You can argue whether the public should see that more in Biden than Sanders, but that is the argument for today – more than how either candidate voted decades ago –that people want to hear. And clearly folks are reacting to what they can see and feel rather than what others think inevitable around the corner.
The Bloomberg debacle may actually take hold on Madison Avenue and Wall Street and throw into new doubts not just the power of money but the reliance on polls and digital track records to evaluate consumers. Maybe we all have been led down a garden path of financial stupidity.
It’s more than you can’t sell the wrong product with big money, as Bloomberg tried. Many still assume he has so much money that he can re-evaluate and choose a new path for $445 million so far in TV, radio, billboards and digital ads.
But this is far more than Ford’s 1950s disaster with Edsel, which in calculator conversion math cost the car company more than $2 billion in today’s dollars (and $250 million then) or Coca Cola’s 1980s debacle with New Coke. Those were simply products aimed at a market that wasn’t there. But remember how much consumer research drove the bad results.
All manner of data analytics are being called into question. Review any of Harvard Business School’s so-called Bibles of consumer analysis and you’ll see how many are based on expectations that consumers will continue past practices, that sales people must be rewarded with very specific incentive motivations, that people in general are responsive to established norms of behavior and Pavlov responses and that marketers must learn from what the customer looks at or says they’d like to look at.
Only a tad of these manuals explore what may be happening in modern society with the advances of social media (Facebook and Twitter) and the consumers' growing awareness of their own identity and how they are being manipulated by digital presumptions. The public recognizes they are a floating Petri dish if isolated on a carnival cruise, but they are becoming more aware and more resistant to being treated as a Petri dish on shore.
All America is becoming much like the comic “Magic Town,” a Capraesque movie from 1947 actually directed by William Wellman but larded with many regulars from the Frank Capra movie machine. The good idea in a bad movie was an opinion pollster (Jimmy Stewart) sees a fortune having identified a city whose opinions reliably reflect the whole nation – until the community becomes aware of how mirror fashionable its ideas are and start changing its opinions to fit the circumstances, becoming useless as a weather vane.

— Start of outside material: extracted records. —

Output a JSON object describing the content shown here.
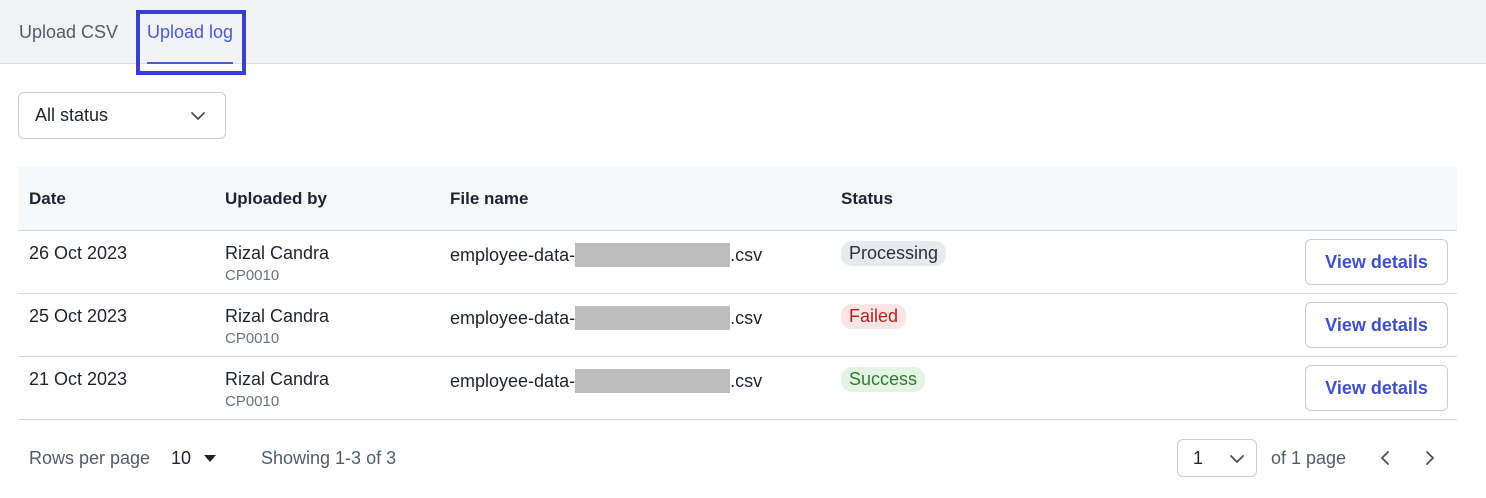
{
  "tabs": [
    {
      "label": "Upload CSV"
    },
    {
      "label": "Upload log"
    }
  ],
  "filter": {
    "value": "All status",
    "icon": "chevron-down-icon"
  },
  "table": {
    "headers": [
      "Date",
      "Uploaded by",
      "File name",
      "Status"
    ],
    "rows": [
      {
        "date": "26 Oct 2023",
        "user": "Rizal Candra",
        "user_id": "CP0010",
        "file_prefix": "employee-data-",
        "file_suffix": ".csv",
        "status": "Processing",
        "action": "View details"
      },
      {
        "date": "25 Oct 2023",
        "user": "Rizal Candra",
        "user_id": "CP0010",
        "file_prefix": "employee-data-",
        "file_suffix": ".csv",
        "status": "Failed",
        "action": "View details"
      },
      {
        "date": "21 Oct 2023",
        "user": "Rizal Candra",
        "user_id": "CP0010",
        "file_prefix": "employee-data-",
        "file_suffix": ".csv",
        "status": "Success",
        "action": "View details"
      }
    ]
  },
  "pagination": {
    "rows_per_page_label": "Rows per page",
    "rows_per_page_value": "10",
    "showing": "Showing 1-3 of 3",
    "page_value": "1",
    "of_pages": "of 1 page"
  },
  "colors": {
    "accent": "#4b5ad3",
    "focus_ring": "#3b3fcf",
    "processing": "#e7eaee",
    "failed": "#b3261e",
    "success": "#2e7d32"
  }
}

The Bloomberg debacle suggests that US consumers have reached that territory. In certain instances they don’t jump as once predicted to advertising come-ons. Maybe they still will with individual products or local political campaigns. But maybe not. They may have become self-aware enough to balk at being expected to respond like sheep in the face of awesome big money or saturation advertising.
If advertisers become aware of the change, they will react to how much money the communications industry expects them to spend. If they doubt that Madison Avenue or Facebook can shape the results, they may leap to other methods.
The consumers may, horror of horrors, be more willing this election year to think for themselves.